Study on the mechanism and intervention strategy of sunitinib induced nephrotoxicity

Abstract

Sunitinib is an oral small molecular tyrosine kinase inhibitor that exhibits potent antiangiogenic and antitumor activity. Unfortunately, sunitinib kidney toxicity limits its clinical use. Renal injury caused by sunitinib treatment can not only lead to the failure of cancer treatment, but also jeopardizes the health and life of patients. Currently, there is no better intervention measure for renal injury caused by sunitinib therapy except reducing the dosage or stopping the medication. In this study, we learned from clinical case report that sunitinib can cause severe renal injury. Subsequently, we compiled the clinical trials data of sunitinib found that sunitinib can cause general renal damage. Based on this finding, we conducted a study on the mechanism of sunitinib-induced renal injury. The results showed that sunitinib can inhibit the survival of HK-2 cells (human tubule epithelial cells) in a dose- and time-dependent manner. The survival inhibition is mainly due to the activation apoptotic signaling pathway by sunitinib in HK-2 cells and induces apoptosis of HK-2 cells.

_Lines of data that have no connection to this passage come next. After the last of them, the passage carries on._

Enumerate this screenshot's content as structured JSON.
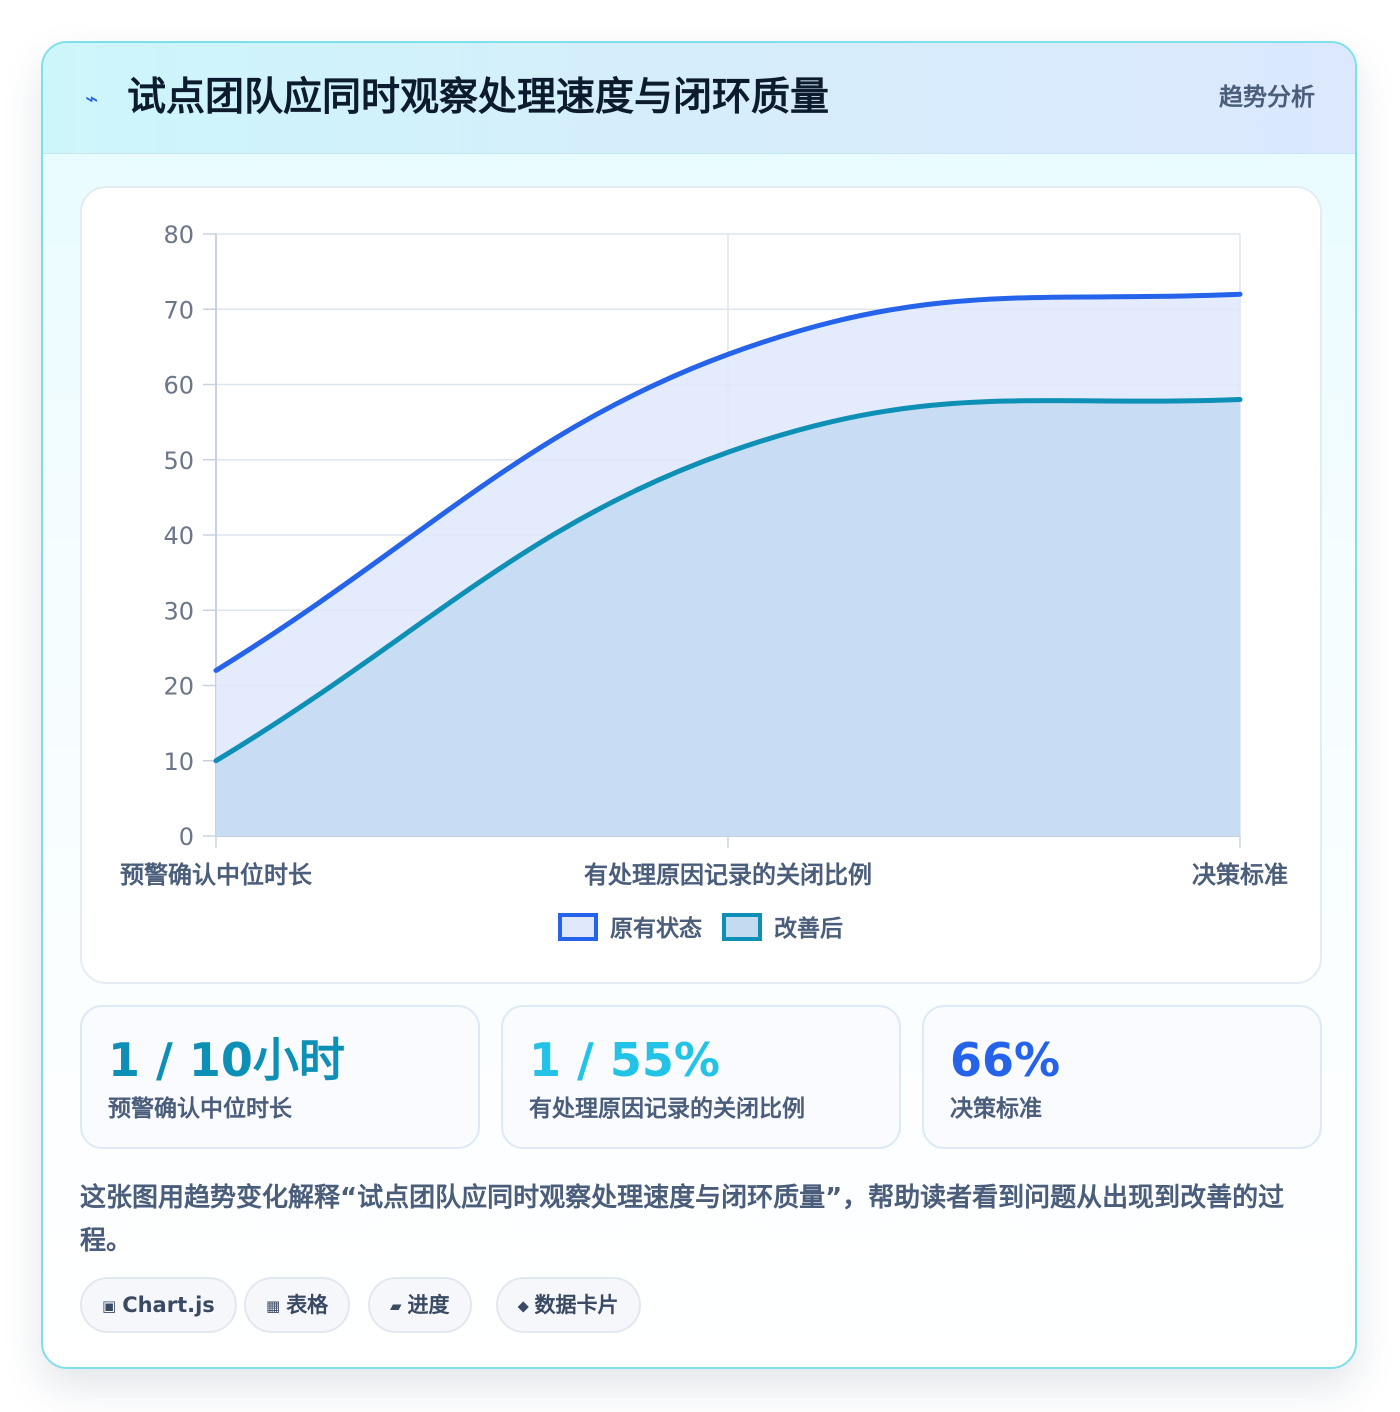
{
  "header": {
    "icon": "lightning-icon",
    "title": "试点团队应同时观察处理速度与闭环质量",
    "tag": "趋势分析"
  },
  "chart_data": {
    "type": "area",
    "categories": [
      "预警确认中位时长",
      "有处理原因记录的关闭比例",
      "决策标准"
    ],
    "series": [
      {
        "name": "原有状态",
        "values": [
          22,
          64,
          72
        ],
        "color": "#2563eb",
        "fill": "#dfe8fb"
      },
      {
        "name": "改善后",
        "values": [
          10,
          51,
          58
        ],
        "color": "#0e8fb5",
        "fill": "#c3dbf1"
      }
    ],
    "ylim": [
      0,
      80
    ],
    "yticks": [
      0,
      10,
      20,
      30,
      40,
      50,
      60,
      70,
      80
    ],
    "grid": true,
    "legend_position": "bottom"
  },
  "stats": [
    {
      "value": "1 / 10小时",
      "label": "预警确认中位时长",
      "color": "#0e8fb5"
    },
    {
      "value": "1 / 55%",
      "label": "有处理原因记录的关闭比例",
      "color": "#22c3e6"
    },
    {
      "value": "66%",
      "label": "决策标准",
      "color": "#2563eb"
    }
  ],
  "description": "这张图用趋势变化解释“试点团队应同时观察处理速度与闭环质量”，帮助读者看到问题从出现到改善的过程。",
  "chips": [
    {
      "icon": "▣",
      "icon_name": "chart-icon",
      "label": "Chart.js"
    },
    {
      "icon": "▦",
      "icon_name": "table-icon",
      "label": "表格"
    },
    {
      "icon": "▰",
      "icon_name": "progress-icon",
      "label": "进度"
    },
    {
      "icon": "⬥",
      "icon_name": "card-icon",
      "label": "数据卡片"
    }
  ]
}
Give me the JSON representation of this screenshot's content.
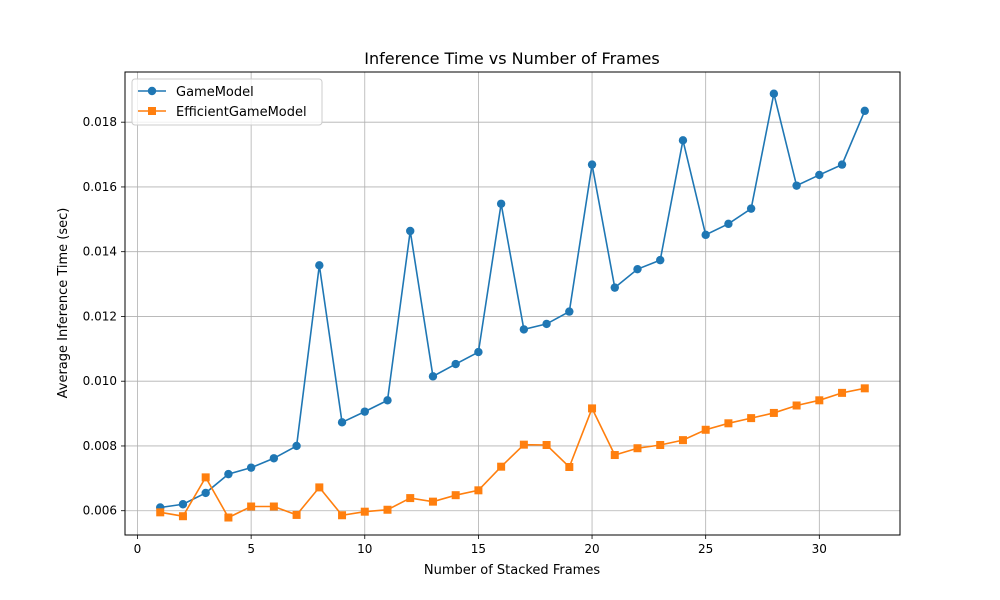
{
  "chart_data": {
    "type": "line",
    "title": "Inference Time vs Number of Frames",
    "xlabel": "Number of Stacked Frames",
    "ylabel": "Average Inference Time (sec)",
    "xlim": [
      -0.55,
      33.55
    ],
    "ylim": [
      0.00525,
      0.01955
    ],
    "xticks": [
      0,
      5,
      10,
      15,
      20,
      25,
      30
    ],
    "xtick_labels": [
      "0",
      "5",
      "10",
      "15",
      "20",
      "25",
      "30"
    ],
    "yticks": [
      0.006,
      0.008,
      0.01,
      0.012,
      0.014,
      0.016,
      0.018
    ],
    "ytick_labels": [
      "0.006",
      "0.008",
      "0.010",
      "0.012",
      "0.014",
      "0.016",
      "0.018"
    ],
    "grid": true,
    "legend_position": "top-left",
    "x": [
      1,
      2,
      3,
      4,
      5,
      6,
      7,
      8,
      9,
      10,
      11,
      12,
      13,
      14,
      15,
      16,
      17,
      18,
      19,
      20,
      21,
      22,
      23,
      24,
      25,
      26,
      27,
      28,
      29,
      30,
      31,
      32
    ],
    "series": [
      {
        "name": "GameModel",
        "color": "#1f77b4",
        "marker": "circle",
        "values": [
          0.0061,
          0.0062,
          0.00655,
          0.00713,
          0.00733,
          0.00762,
          0.008,
          0.01358,
          0.00873,
          0.00906,
          0.00941,
          0.01464,
          0.01015,
          0.01053,
          0.0109,
          0.01548,
          0.0116,
          0.01177,
          0.01215,
          0.01669,
          0.01289,
          0.01346,
          0.01374,
          0.01744,
          0.01452,
          0.01486,
          0.01533,
          0.01888,
          0.01604,
          0.01637,
          0.01669,
          0.01835
        ]
      },
      {
        "name": "EfficientGameModel",
        "color": "#ff7f0e",
        "marker": "square",
        "values": [
          0.00595,
          0.00583,
          0.00703,
          0.00579,
          0.00613,
          0.00613,
          0.00587,
          0.00672,
          0.00586,
          0.00597,
          0.00603,
          0.00639,
          0.00628,
          0.00648,
          0.00663,
          0.00736,
          0.00804,
          0.00803,
          0.00735,
          0.00916,
          0.00772,
          0.00793,
          0.00803,
          0.00818,
          0.0085,
          0.0087,
          0.00886,
          0.00902,
          0.00925,
          0.00941,
          0.00964,
          0.00978
        ]
      }
    ]
  }
}
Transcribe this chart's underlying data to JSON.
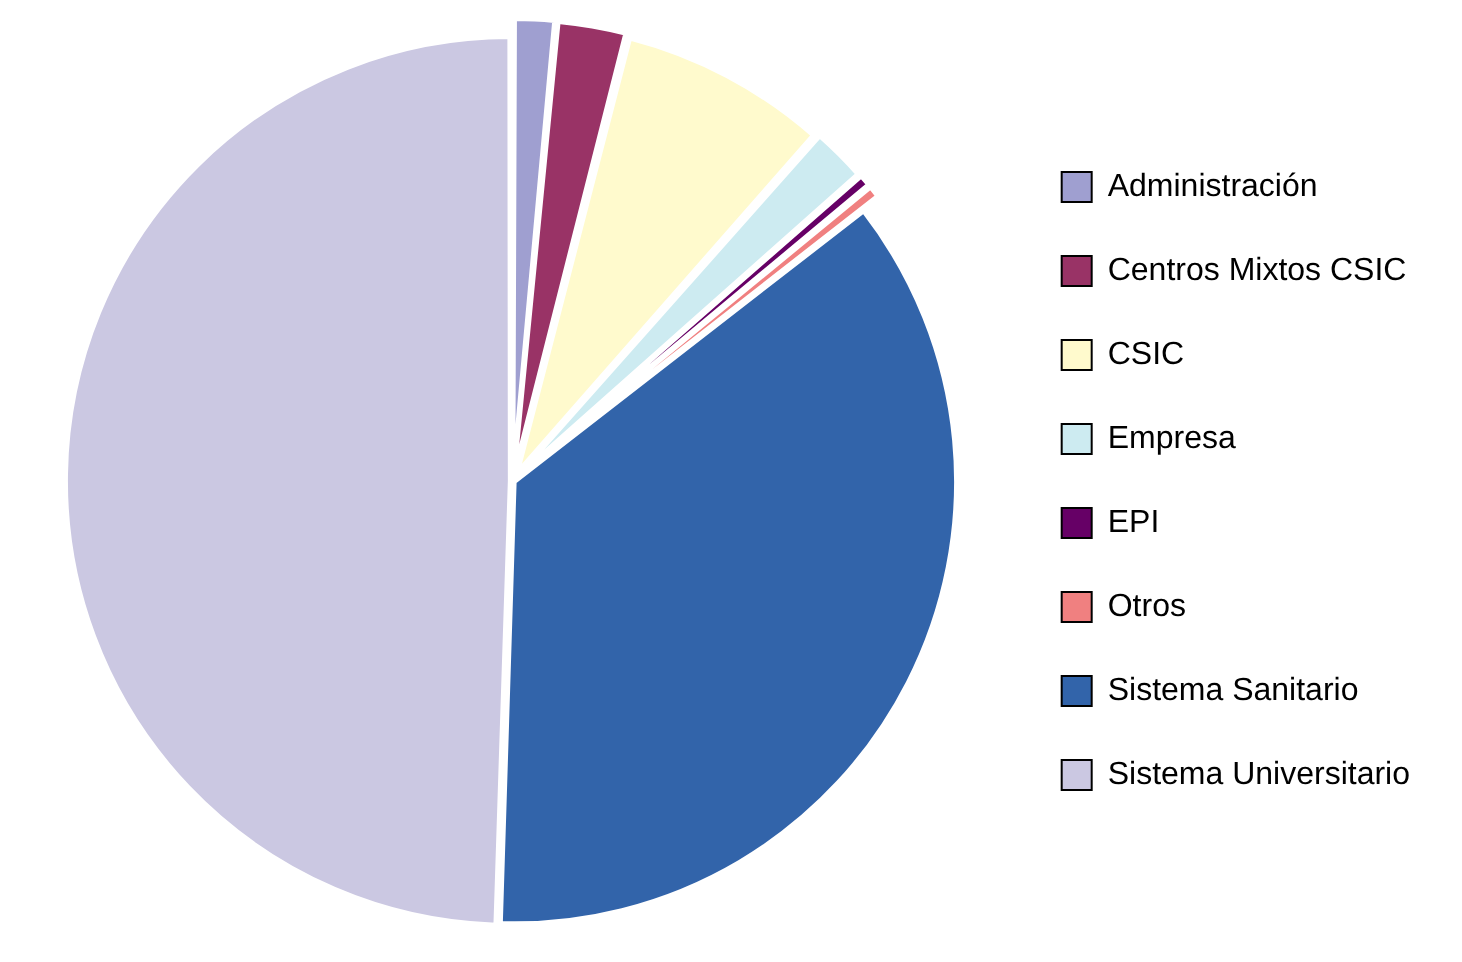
{
  "chart_data": {
    "type": "pie",
    "categories": [
      "Administración",
      "Centros Mixtos CSIC",
      "CSIC",
      "Empresa",
      "EPI",
      "Otros",
      "Sistema Sanitario",
      "Sistema Universitario"
    ],
    "values": [
      1.5,
      2.5,
      7.5,
      2,
      0.5,
      0.5,
      36,
      49.5
    ],
    "colors": [
      "#9f9fd0",
      "#993366",
      "#fffacd",
      "#cdebf1",
      "#660066",
      "#f08080",
      "#3264aa",
      "#cbc8e2"
    ],
    "legend": "right"
  }
}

Subsequently, we found that natural compound oxypeucedanin can significantly alleviate the apoptosis of HK-2 cells induced by sunitinib. Through clinical investigation and experimental study of sunitinib, we found that sunitinib can cause extensive renal damage by inducing apoptosis of renal tubular epithelial cells and natural compound oxypeucedanin is a potentially effective intervention for nephrotoxicity of sunitinib. Thus, our research will provide a theoretical basis for the future rational use of sunitinib and the search for appropriate interventions for sunitinib-induced kidney damage.